Pas le temps de papillonner pour autant car mon pote m’attend, face à cette curiosité il a déjà fait preuve d’une grande patience et hors de question de le laisser poireauter plus longtemps. À l’aide du piolet, je taille une marche pour chausser les skis, la dureté du manteau neigeux m’invite tout de même à prendre quelques secondes de plus, afin de bien exécuter la manip !
Et c’est parti, pour une belle descente ! Le haut du couloir est raide et la neige vraiment béton, pendant quelques secondes, je me demande vraiment ce que je fiche là-dedans. Puis après quelques virages, je prends confiance car le manteau neigeux semble bien accrocher…
Arrivé en bas, heureux, s’effectuent les retrouvailles avec mon acolyte resté perché sur son rocher et qui n’a visiblement pas perdu une miette de cette escapade. Il range son matos photo, chausse ses skis puis nous filons ensemble le sourire aux lèvres en direction du vallon d’Arizes. En chemin, je me demande si beaucoup de gens sont déjà passés par là… Des histoires sur le pic, il y en a eu mais dans cette face la seule dont j’ai eu écho et celle de Jean Paul Destrade qui a skié le N.W avec un ami à lui.
Ils sont descendus jusqu’au ressaut de glace puis ont tiré un rappel pour sortir de la face. Une ligne très esthétique et engagée. En parlant avec d’autres skieurs, ils m’affirment que cette face ne se skie pas intégralement… Et si personne n’avait fait attention à ce petit col cachant ce merveilleux couloir ?! Et si ce dernier était la clé de la face ? Sachant que le couloir ne sort pas au sommet, d’un point de vue éthique : compte-t’il ?!
Ah l’éternel débat de la pente raide… Faire la croix tout en gardant de l’éthique.

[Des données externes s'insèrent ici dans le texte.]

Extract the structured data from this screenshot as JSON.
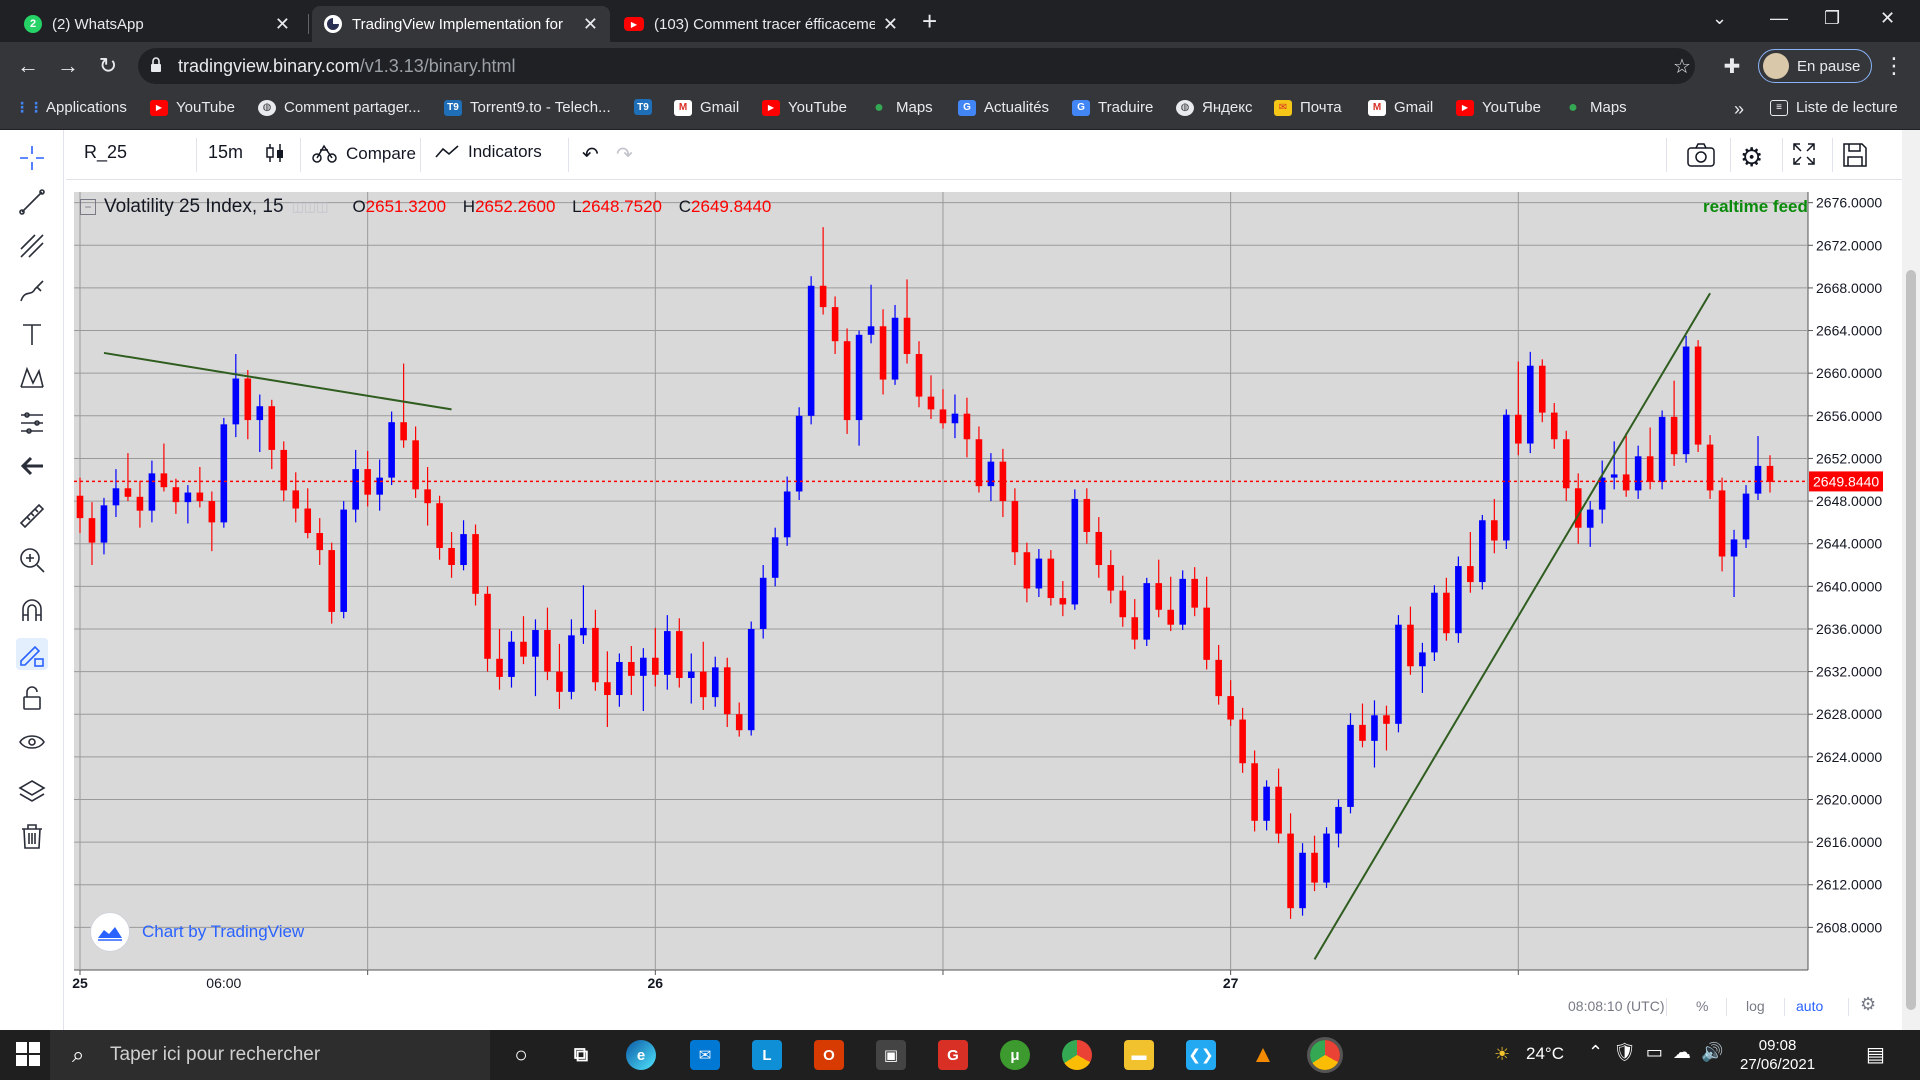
{
  "browser": {
    "tabs": [
      {
        "title": "(2) WhatsApp",
        "icon": "whatsapp-icon",
        "color": "#25d366",
        "badge": "2",
        "active": false
      },
      {
        "title": "TradingView Implementation for",
        "icon": "binary-icon",
        "color": "#ffffff",
        "badge": "",
        "active": true
      },
      {
        "title": "(103) Comment tracer éfficaceme",
        "icon": "youtube-icon",
        "color": "#ff0000",
        "badge": "",
        "active": false
      }
    ],
    "new_tab": "+",
    "url_host": "tradingview.binary.com",
    "url_path": "/v1.3.13/binary.html",
    "profile_label": "En pause",
    "bookmarks": [
      {
        "label": "Applications",
        "icon": "apps-grid-icon",
        "color": "#4285f4",
        "glyph": "⋮⋮"
      },
      {
        "label": "YouTube",
        "icon": "youtube-icon",
        "color": "#ff0000",
        "glyph": "▶"
      },
      {
        "label": "Comment partager...",
        "icon": "globe-icon",
        "color": "#5f6368",
        "glyph": "◍"
      },
      {
        "label": "Torrent9.to - Telech...",
        "icon": "torrent9-icon",
        "color": "#1e6fb8",
        "glyph": "T9"
      },
      {
        "label": "",
        "icon": "torrent9-icon",
        "color": "#1e6fb8",
        "glyph": "T9"
      },
      {
        "label": "Gmail",
        "icon": "gmail-icon",
        "color": "#d93025",
        "glyph": "M"
      },
      {
        "label": "YouTube",
        "icon": "youtube-icon",
        "color": "#ff0000",
        "glyph": "▶"
      },
      {
        "label": "Maps",
        "icon": "maps-icon",
        "color": "#34a853",
        "glyph": "●"
      },
      {
        "label": "Actualités",
        "icon": "news-icon",
        "color": "#4285f4",
        "glyph": "G"
      },
      {
        "label": "Traduire",
        "icon": "translate-icon",
        "color": "#4285f4",
        "glyph": "G"
      },
      {
        "label": "Яндекс",
        "icon": "globe-icon",
        "color": "#5f6368",
        "glyph": "◍"
      },
      {
        "label": "Почта",
        "icon": "yandex-mail-icon",
        "color": "#f5c518",
        "glyph": "✉"
      },
      {
        "label": "Gmail",
        "icon": "gmail-icon",
        "color": "#d93025",
        "glyph": "M"
      },
      {
        "label": "YouTube",
        "icon": "youtube-icon",
        "color": "#ff0000",
        "glyph": "▶"
      },
      {
        "label": "Maps",
        "icon": "maps-icon",
        "color": "#34a853",
        "glyph": "●"
      }
    ],
    "bookmarks_more": "»",
    "reading_list": "Liste de lecture"
  },
  "toolbar": {
    "symbol": "R_25",
    "interval": "15m",
    "compare": "Compare",
    "indicators": "Indicators"
  },
  "legend": {
    "title": "Volatility 25 Index, 15",
    "o_label": "O",
    "o": "2651.3200",
    "h_label": "H",
    "h": "2652.2600",
    "l_label": "L",
    "l": "2648.7520",
    "c_label": "C",
    "c": "2649.8440",
    "realtime": "realtime feed"
  },
  "watermark": "Chart by TradingView",
  "bottom": {
    "time": "08:08:10 (UTC)",
    "percent": "%",
    "log": "log",
    "auto": "auto"
  },
  "chart_data": {
    "type": "candlestick",
    "title": "Volatility 25 Index, 15",
    "y_ticks": [
      "2676.0000",
      "2672.0000",
      "2668.0000",
      "2664.0000",
      "2660.0000",
      "2656.0000",
      "2652.0000",
      "2648.0000",
      "2644.0000",
      "2640.0000",
      "2636.0000",
      "2632.0000",
      "2628.0000",
      "2624.0000",
      "2620.0000",
      "2616.0000",
      "2612.0000",
      "2608.0000"
    ],
    "x_ticks": [
      "25",
      "06:00",
      "26",
      "27"
    ],
    "ylim": [
      2604,
      2677
    ],
    "last_price": 2649.844,
    "last_price_label": "2649.8440",
    "colors": {
      "up": "#0000ff",
      "down": "#ff0000",
      "trendline": "#2f5d1f",
      "price_line": "#ff0000"
    },
    "candles_ohlc": [
      [
        2648.5,
        2650.2,
        2645.0,
        2646.4
      ],
      [
        2646.4,
        2647.9,
        2642.0,
        2644.1
      ],
      [
        2644.1,
        2648.3,
        2643.0,
        2647.6
      ],
      [
        2647.6,
        2651.0,
        2646.5,
        2649.2
      ],
      [
        2649.2,
        2652.5,
        2648.0,
        2648.4
      ],
      [
        2648.4,
        2649.9,
        2645.5,
        2647.1
      ],
      [
        2647.1,
        2651.8,
        2646.0,
        2650.6
      ],
      [
        2650.6,
        2653.4,
        2648.9,
        2649.3
      ],
      [
        2649.3,
        2650.1,
        2646.8,
        2647.9
      ],
      [
        2647.9,
        2649.5,
        2645.9,
        2648.8
      ],
      [
        2648.8,
        2651.2,
        2647.4,
        2648.0
      ],
      [
        2648.0,
        2648.9,
        2643.3,
        2646.0
      ],
      [
        2646.0,
        2655.8,
        2645.5,
        2655.2
      ],
      [
        2655.2,
        2661.8,
        2654.0,
        2659.5
      ],
      [
        2659.5,
        2660.3,
        2653.8,
        2655.6
      ],
      [
        2655.6,
        2658.0,
        2652.6,
        2656.9
      ],
      [
        2656.9,
        2657.5,
        2651.0,
        2652.8
      ],
      [
        2652.8,
        2653.6,
        2648.0,
        2649.0
      ],
      [
        2649.0,
        2650.7,
        2646.0,
        2647.3
      ],
      [
        2647.3,
        2649.2,
        2644.5,
        2645.0
      ],
      [
        2645.0,
        2646.4,
        2642.0,
        2643.4
      ],
      [
        2643.4,
        2644.1,
        2636.5,
        2637.6
      ],
      [
        2637.6,
        2648.0,
        2637.0,
        2647.2
      ],
      [
        2647.2,
        2652.8,
        2646.0,
        2651.0
      ],
      [
        2651.0,
        2652.7,
        2647.5,
        2648.6
      ],
      [
        2648.6,
        2651.9,
        2647.1,
        2650.2
      ],
      [
        2650.2,
        2656.4,
        2649.5,
        2655.4
      ],
      [
        2655.4,
        2660.9,
        2653.0,
        2653.7
      ],
      [
        2653.7,
        2655.0,
        2648.3,
        2649.1
      ],
      [
        2649.1,
        2651.2,
        2645.7,
        2647.8
      ],
      [
        2647.8,
        2648.5,
        2642.5,
        2643.6
      ],
      [
        2643.6,
        2645.1,
        2640.8,
        2642.0
      ],
      [
        2642.0,
        2646.2,
        2641.5,
        2644.9
      ],
      [
        2644.9,
        2645.8,
        2638.2,
        2639.3
      ],
      [
        2639.3,
        2640.0,
        2632.0,
        2633.2
      ],
      [
        2633.2,
        2636.0,
        2630.3,
        2631.5
      ],
      [
        2631.5,
        2635.8,
        2630.5,
        2634.8
      ],
      [
        2634.8,
        2637.2,
        2632.7,
        2633.4
      ],
      [
        2633.4,
        2636.9,
        2629.7,
        2635.9
      ],
      [
        2635.9,
        2638.0,
        2631.2,
        2632.0
      ],
      [
        2632.0,
        2634.6,
        2628.5,
        2630.1
      ],
      [
        2630.1,
        2636.9,
        2629.4,
        2635.4
      ],
      [
        2635.4,
        2640.1,
        2634.6,
        2636.1
      ],
      [
        2636.1,
        2637.8,
        2630.2,
        2631.0
      ],
      [
        2631.0,
        2633.9,
        2626.8,
        2629.8
      ],
      [
        2629.8,
        2633.7,
        2628.7,
        2632.9
      ],
      [
        2632.9,
        2634.4,
        2629.8,
        2631.6
      ],
      [
        2631.6,
        2634.2,
        2628.3,
        2633.3
      ],
      [
        2633.3,
        2636.1,
        2630.6,
        2631.7
      ],
      [
        2631.7,
        2637.3,
        2630.3,
        2635.8
      ],
      [
        2635.8,
        2637.0,
        2630.5,
        2631.4
      ],
      [
        2631.4,
        2633.7,
        2629.0,
        2632.0
      ],
      [
        2632.0,
        2634.8,
        2628.4,
        2629.6
      ],
      [
        2629.6,
        2633.4,
        2628.7,
        2632.4
      ],
      [
        2632.4,
        2633.3,
        2626.8,
        2628.0
      ],
      [
        2628.0,
        2629.1,
        2625.9,
        2626.5
      ],
      [
        2626.5,
        2636.7,
        2626.0,
        2636.0
      ],
      [
        2636.0,
        2642.0,
        2635.1,
        2640.8
      ],
      [
        2640.8,
        2645.5,
        2640.0,
        2644.6
      ],
      [
        2644.6,
        2650.3,
        2643.8,
        2648.9
      ],
      [
        2648.9,
        2656.8,
        2648.1,
        2656.0
      ],
      [
        2656.0,
        2669.1,
        2655.2,
        2668.2
      ],
      [
        2668.2,
        2673.7,
        2665.5,
        2666.2
      ],
      [
        2666.2,
        2667.2,
        2661.8,
        2663.0
      ],
      [
        2663.0,
        2664.2,
        2654.3,
        2655.6
      ],
      [
        2655.6,
        2664.0,
        2653.2,
        2663.6
      ],
      [
        2663.6,
        2668.3,
        2662.8,
        2664.4
      ],
      [
        2664.4,
        2666.0,
        2658.0,
        2659.4
      ],
      [
        2659.4,
        2666.4,
        2658.9,
        2665.2
      ],
      [
        2665.2,
        2668.8,
        2660.9,
        2661.8
      ],
      [
        2661.8,
        2663.0,
        2656.8,
        2657.8
      ],
      [
        2657.8,
        2659.8,
        2655.7,
        2656.6
      ],
      [
        2656.6,
        2658.5,
        2654.8,
        2655.3
      ],
      [
        2655.3,
        2658.0,
        2653.9,
        2656.2
      ],
      [
        2656.2,
        2657.7,
        2652.1,
        2653.8
      ],
      [
        2653.8,
        2655.0,
        2648.8,
        2649.4
      ],
      [
        2649.4,
        2652.5,
        2648.0,
        2651.7
      ],
      [
        2651.7,
        2652.9,
        2646.5,
        2648.0
      ],
      [
        2648.0,
        2649.2,
        2642.0,
        2643.2
      ],
      [
        2643.2,
        2644.1,
        2638.5,
        2639.8
      ],
      [
        2639.8,
        2643.5,
        2639.0,
        2642.6
      ],
      [
        2642.6,
        2643.4,
        2638.2,
        2638.9
      ],
      [
        2638.9,
        2640.5,
        2637.2,
        2638.3
      ],
      [
        2638.3,
        2649.1,
        2637.8,
        2648.2
      ],
      [
        2648.2,
        2649.2,
        2644.0,
        2645.1
      ],
      [
        2645.1,
        2646.5,
        2640.8,
        2642.0
      ],
      [
        2642.0,
        2643.4,
        2638.4,
        2639.6
      ],
      [
        2639.6,
        2641.0,
        2636.2,
        2637.1
      ],
      [
        2637.1,
        2638.8,
        2634.1,
        2635.0
      ],
      [
        2635.0,
        2640.8,
        2634.4,
        2640.3
      ],
      [
        2640.3,
        2642.5,
        2637.1,
        2637.8
      ],
      [
        2637.8,
        2640.9,
        2635.8,
        2636.4
      ],
      [
        2636.4,
        2641.5,
        2635.9,
        2640.7
      ],
      [
        2640.7,
        2641.8,
        2637.2,
        2638.0
      ],
      [
        2638.0,
        2640.9,
        2632.2,
        2633.1
      ],
      [
        2633.1,
        2634.5,
        2628.9,
        2629.7
      ],
      [
        2629.7,
        2631.2,
        2626.9,
        2627.5
      ],
      [
        2627.5,
        2628.6,
        2622.5,
        2623.4
      ],
      [
        2623.4,
        2624.6,
        2617.0,
        2618.0
      ],
      [
        2618.0,
        2621.8,
        2617.1,
        2621.2
      ],
      [
        2621.2,
        2622.9,
        2615.9,
        2616.8
      ],
      [
        2616.8,
        2618.7,
        2608.8,
        2609.8
      ],
      [
        2609.8,
        2615.9,
        2609.1,
        2615.0
      ],
      [
        2615.0,
        2616.6,
        2611.4,
        2612.2
      ],
      [
        2612.2,
        2617.4,
        2611.7,
        2616.8
      ],
      [
        2616.8,
        2620.0,
        2615.5,
        2619.3
      ],
      [
        2619.3,
        2628.1,
        2618.7,
        2627.0
      ],
      [
        2627.0,
        2629.0,
        2624.9,
        2625.5
      ],
      [
        2625.5,
        2629.3,
        2623.0,
        2627.9
      ],
      [
        2627.9,
        2628.8,
        2624.6,
        2627.1
      ],
      [
        2627.1,
        2637.3,
        2626.3,
        2636.4
      ],
      [
        2636.4,
        2638.1,
        2631.7,
        2632.5
      ],
      [
        2632.5,
        2634.7,
        2630.0,
        2633.8
      ],
      [
        2633.8,
        2640.1,
        2633.0,
        2639.4
      ],
      [
        2639.4,
        2640.8,
        2634.9,
        2635.6
      ],
      [
        2635.6,
        2642.8,
        2634.7,
        2641.9
      ],
      [
        2641.9,
        2645.1,
        2639.4,
        2640.4
      ],
      [
        2640.4,
        2646.7,
        2639.7,
        2646.2
      ],
      [
        2646.2,
        2648.2,
        2643.1,
        2644.3
      ],
      [
        2644.3,
        2656.6,
        2643.5,
        2656.1
      ],
      [
        2656.1,
        2661.1,
        2652.3,
        2653.4
      ],
      [
        2653.4,
        2662.0,
        2652.5,
        2660.7
      ],
      [
        2660.7,
        2661.3,
        2655.4,
        2656.3
      ],
      [
        2656.3,
        2657.2,
        2652.9,
        2653.8
      ],
      [
        2653.8,
        2654.6,
        2648.0,
        2649.2
      ],
      [
        2649.2,
        2650.6,
        2644.0,
        2645.5
      ],
      [
        2645.5,
        2648.0,
        2643.7,
        2647.2
      ],
      [
        2647.2,
        2651.8,
        2645.9,
        2650.2
      ],
      [
        2650.2,
        2653.6,
        2649.1,
        2650.5
      ],
      [
        2650.5,
        2654.4,
        2648.4,
        2649.0
      ],
      [
        2649.0,
        2653.2,
        2648.2,
        2652.2
      ],
      [
        2652.2,
        2654.9,
        2649.1,
        2649.8
      ],
      [
        2649.8,
        2656.5,
        2649.1,
        2655.9
      ],
      [
        2655.9,
        2659.3,
        2651.3,
        2652.4
      ],
      [
        2652.4,
        2663.5,
        2651.6,
        2662.5
      ],
      [
        2662.5,
        2663.1,
        2652.6,
        2653.3
      ],
      [
        2653.3,
        2654.2,
        2648.2,
        2649.0
      ],
      [
        2649.0,
        2650.2,
        2641.4,
        2642.8
      ],
      [
        2642.8,
        2645.3,
        2639.0,
        2644.4
      ],
      [
        2644.4,
        2649.5,
        2643.6,
        2648.7
      ],
      [
        2648.7,
        2654.1,
        2648.1,
        2651.3
      ],
      [
        2651.3,
        2652.3,
        2648.8,
        2649.8
      ]
    ]
  }
}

Pendant une dizaine de jours, les questions affluent et je me repasse en boucle les photos prises au col et alors une hypothèse me vient :
Pourquoi ne pas tenter une traversée depuis le col pour rejoindre la Viorrain afin de rallier le sommet ?
Je dois aller voir, juste pour en être certain…
Jeudi 30 Avril 2015
Je termine en fin de matinée mon travail et compte profiter de mon temps libre pour descendre en rappel du sommet, jusqu’à la fameuse traversée afin de voir à quoi celle-ci ressemble et être fixé sur le fait qu’elle soit tout simplement skiable ou non. En route, je rencontre à Arizes Benoit, un copain qui vient de faire une descente du Pic et qui remonte en stop.
Il m’informe qu’il a pas mal neigé ces derniers jours mais que la nuit précédente cela a resserré et qu’en haut du Pic, la neige vient tout juste de décailler, un bon point pour moi… En arrivant au sommet, s’effectue alors la traversée de la crête menant aux murets blancs pour aller jumeler la fameuse traversée. Effectivement, il a beaucoup neigé ces derniers jours et les passages qui étaient secs il y a une semaine, semblent maintenant passer. Je repère une ligne bien fournie sous le gros télescope. Le manteau neigeux semble lui, optimal…
Aucun doute, je dois aller voir !
Le départ est tout simplement sublime, perché au dessus des rochers s’enchainent des virages dans une belle neige de printemps. Derrière, l’antenne et le télescope dépassent encore. S’engager seul dans cette face qui m’a fait rêvé depuis tant de temps… Bon dieu que c’est excitant !!
Arrivé alors à un petit ressaut de glace, le passage s’avère être beaucoup trop raide et surtout inskiable, aussi la décision d’aller voir de l’autre côté de la lèvre est prise et… Bingo !! Je retrouve la pente de neige jumelée depuis les crêtes. Au fond, on aperçoit mon col et la fameuse écharpe de neige pour traverser.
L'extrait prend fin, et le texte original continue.